À travers cette rencontre, ces opérateurs miniers vont tenter de dissuader Joseph Kabila de promulguer le nouveau Code minier, pourtant déjà adopté par le parlement en février et qui se trouve sur sa table.

Retourner à la table de négociations, tripartite gouvernement – miniers – société civile, sera leur principale demande à Kabila afin de faire valoir leurs points de vue non prises en compte par la nouvelle loi.

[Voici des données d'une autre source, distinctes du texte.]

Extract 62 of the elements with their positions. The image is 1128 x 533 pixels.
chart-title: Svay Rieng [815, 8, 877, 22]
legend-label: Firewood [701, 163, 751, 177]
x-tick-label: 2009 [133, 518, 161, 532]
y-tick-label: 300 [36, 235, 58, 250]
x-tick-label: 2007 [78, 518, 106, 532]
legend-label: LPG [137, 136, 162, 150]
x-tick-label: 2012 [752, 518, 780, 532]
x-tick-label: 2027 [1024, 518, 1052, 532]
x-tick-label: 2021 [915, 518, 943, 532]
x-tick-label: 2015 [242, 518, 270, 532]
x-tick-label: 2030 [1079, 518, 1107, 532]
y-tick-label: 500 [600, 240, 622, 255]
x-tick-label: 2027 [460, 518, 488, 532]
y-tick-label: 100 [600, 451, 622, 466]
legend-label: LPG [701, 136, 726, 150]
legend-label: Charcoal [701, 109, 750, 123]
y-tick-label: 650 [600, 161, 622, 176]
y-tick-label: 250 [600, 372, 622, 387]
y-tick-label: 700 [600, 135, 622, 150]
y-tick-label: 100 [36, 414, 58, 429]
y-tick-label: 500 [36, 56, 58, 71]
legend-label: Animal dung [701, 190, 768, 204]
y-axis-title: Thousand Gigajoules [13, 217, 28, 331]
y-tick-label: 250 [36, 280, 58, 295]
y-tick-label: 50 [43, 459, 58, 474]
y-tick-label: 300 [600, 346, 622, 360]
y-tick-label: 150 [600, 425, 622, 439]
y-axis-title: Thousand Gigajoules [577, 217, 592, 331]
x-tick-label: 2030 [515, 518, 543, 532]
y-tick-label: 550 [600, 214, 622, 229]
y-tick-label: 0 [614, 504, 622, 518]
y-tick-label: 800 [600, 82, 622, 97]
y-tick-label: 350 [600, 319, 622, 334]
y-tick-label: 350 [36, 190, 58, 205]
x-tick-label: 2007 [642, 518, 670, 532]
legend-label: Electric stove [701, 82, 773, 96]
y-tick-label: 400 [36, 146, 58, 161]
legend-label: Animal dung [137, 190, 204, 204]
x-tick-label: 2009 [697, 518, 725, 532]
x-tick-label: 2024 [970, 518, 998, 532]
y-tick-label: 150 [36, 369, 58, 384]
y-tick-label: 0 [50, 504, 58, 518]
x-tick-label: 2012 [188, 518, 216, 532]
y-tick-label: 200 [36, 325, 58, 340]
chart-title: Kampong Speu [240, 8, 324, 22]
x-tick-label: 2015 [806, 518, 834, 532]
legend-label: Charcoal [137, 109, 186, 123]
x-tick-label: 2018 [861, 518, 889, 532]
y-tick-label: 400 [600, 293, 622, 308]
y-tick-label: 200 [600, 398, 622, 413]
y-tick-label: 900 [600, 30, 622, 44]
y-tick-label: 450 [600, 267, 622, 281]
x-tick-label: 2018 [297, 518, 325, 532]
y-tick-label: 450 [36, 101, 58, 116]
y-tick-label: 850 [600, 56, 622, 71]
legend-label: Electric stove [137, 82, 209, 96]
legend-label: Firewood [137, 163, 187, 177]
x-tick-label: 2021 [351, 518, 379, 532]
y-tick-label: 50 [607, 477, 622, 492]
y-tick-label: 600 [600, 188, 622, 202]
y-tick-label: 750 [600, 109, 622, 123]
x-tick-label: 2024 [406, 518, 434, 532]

Sont donc attendus autour du chef de l’État :

1. Mark Bristow (Patron de Randgold-Kibali),

2. Kalidas Madhavpedi (Patron de CMOC-TFM),

3. Ivan Glasenberg (Patron de Glencore-KCC-MUMI),

4. Lars Éric Johanson ( patron de Ivanohe Mines),

5. Srinivasan Venkatakristan (patron de Anglo Ashanti Gold-Mongwalu),

6. Mark Davis (patron de MMG),

7. Qixue Fang (patron de Zijin Mining).

Ces opérateurs miniers, qui ont pris le soin d’écarter aussi bien le président de la Chambre des mines, Simon Tumawaku , que celui de la Fédération des Entreprises Congolaises, Albert Yuma, vont saisir cette occasion pour faire part à J. Kabila de leurs réticences sur certaines dispositions de la nouvelle loi minière.

Il s’agit notamment:
1. de la suppression de la clause de stabilité de 10 ans,

2. de la surtaxation des super-profits,

3. de la hausse de la redevance minière de 2 à 10%,

4. et de la réduction de certains avantages douaniers

5. Annulation du système d’amortissement hyper rapide sur les capitaux et sur les biens d’équipement.

En principe, la nouvelle loi minière devrait déjà entrer en vigueur. Car la Constitution dispose que si endéans 15 jours après sa saisine, le président de la République ne promulgue pas la loi, celle-ci entre automatiquement en vigueur.

Pour le ministre des mines, Martin Kabwelulu, qui demande aux miniers de prendre leurs dispositions pour assister à la rencontre avec Kabila, la révision du code minier est irréversible.
Elle a pour but de procurer des moyens à l’État car l’ancien code a plutôt enrichi les opérateurs miniers.

Seul opérateur minier qui va manquer à cette réunion de la dernière chance entre le gouvernement et le secteur minier, l’opérateur Canadien Banro qui contrôle les mines d’or de Twangiza-Namoya-Kamituga.